The statistical significance of bold values was set at P<0.05.

Multiple logistic regression analysis models were built to adjust for the associations between comorbidities, and AERD and pseudo Samter's syndrome using the asthma group selected as the reference group. After adjusting for age, sex, smoking, obesity, hyperlipidaemia, and hypertension, coronary heart disease/congestive heart failure was associated with AERD (OR=4.63; 95% CI: 1.61–13.31). Hypertension and DM were not associated with AERD or pseudo Samter's syndrome. Obesity was associated with AERD (OR=0.32; 95% CI: 0.15–0.70) and pseudo Samter's syndrome (OR=0.21; 95% CI: 0.05–0.92) after adjusting for age, sex, and oral corticosteroid dependence (Table 3).

Table 3.

Adjusted odds ratios and 95% confidence interval of comorbidities in AERD and Pseudo Samter groups.

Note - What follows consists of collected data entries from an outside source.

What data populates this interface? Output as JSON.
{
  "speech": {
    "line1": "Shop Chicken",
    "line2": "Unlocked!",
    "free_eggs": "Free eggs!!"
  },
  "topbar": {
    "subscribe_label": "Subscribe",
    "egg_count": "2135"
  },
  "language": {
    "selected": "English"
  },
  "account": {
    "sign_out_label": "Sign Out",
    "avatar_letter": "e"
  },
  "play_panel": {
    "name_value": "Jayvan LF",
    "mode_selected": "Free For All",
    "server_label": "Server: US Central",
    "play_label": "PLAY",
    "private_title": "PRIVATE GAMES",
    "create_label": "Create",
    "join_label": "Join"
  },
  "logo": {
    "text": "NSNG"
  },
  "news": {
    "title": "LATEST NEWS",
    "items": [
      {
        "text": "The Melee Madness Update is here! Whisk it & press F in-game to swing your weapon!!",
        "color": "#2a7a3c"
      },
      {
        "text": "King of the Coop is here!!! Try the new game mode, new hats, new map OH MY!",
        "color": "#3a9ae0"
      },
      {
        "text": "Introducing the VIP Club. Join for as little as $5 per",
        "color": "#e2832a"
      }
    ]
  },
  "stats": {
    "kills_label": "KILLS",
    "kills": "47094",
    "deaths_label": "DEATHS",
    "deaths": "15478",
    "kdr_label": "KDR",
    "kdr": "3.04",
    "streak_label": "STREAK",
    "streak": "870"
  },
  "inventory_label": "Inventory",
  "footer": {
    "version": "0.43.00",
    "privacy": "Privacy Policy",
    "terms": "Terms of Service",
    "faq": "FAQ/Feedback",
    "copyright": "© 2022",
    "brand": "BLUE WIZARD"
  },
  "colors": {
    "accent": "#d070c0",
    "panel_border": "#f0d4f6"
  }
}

  AERD group  Pseudo Samter group 
Coronary heart disease/Congestive heart failure  4.63 (1.61–13.31)  4.96 (0.84–29.08) 
Hypertension  0.92 (0.55–1.54)  0.68 (0.29–1.59) 
Diabetes mellitus  0.98 (0.41–2.31)  0.70 (0.15–3.29) 
Hyperlipidaemia  0.46 (0.22–0.96)  0.0 
Obesity  0.32 (0.15–0.70)  0.21 (0.05–0.92) 

Asthma is the reference group.

Multiple logistic regression analysis models adjusted for: coronary heart disease/Congestive heart failure: age, sex, smoking, obesity, hyperlipidaemia and hypertension.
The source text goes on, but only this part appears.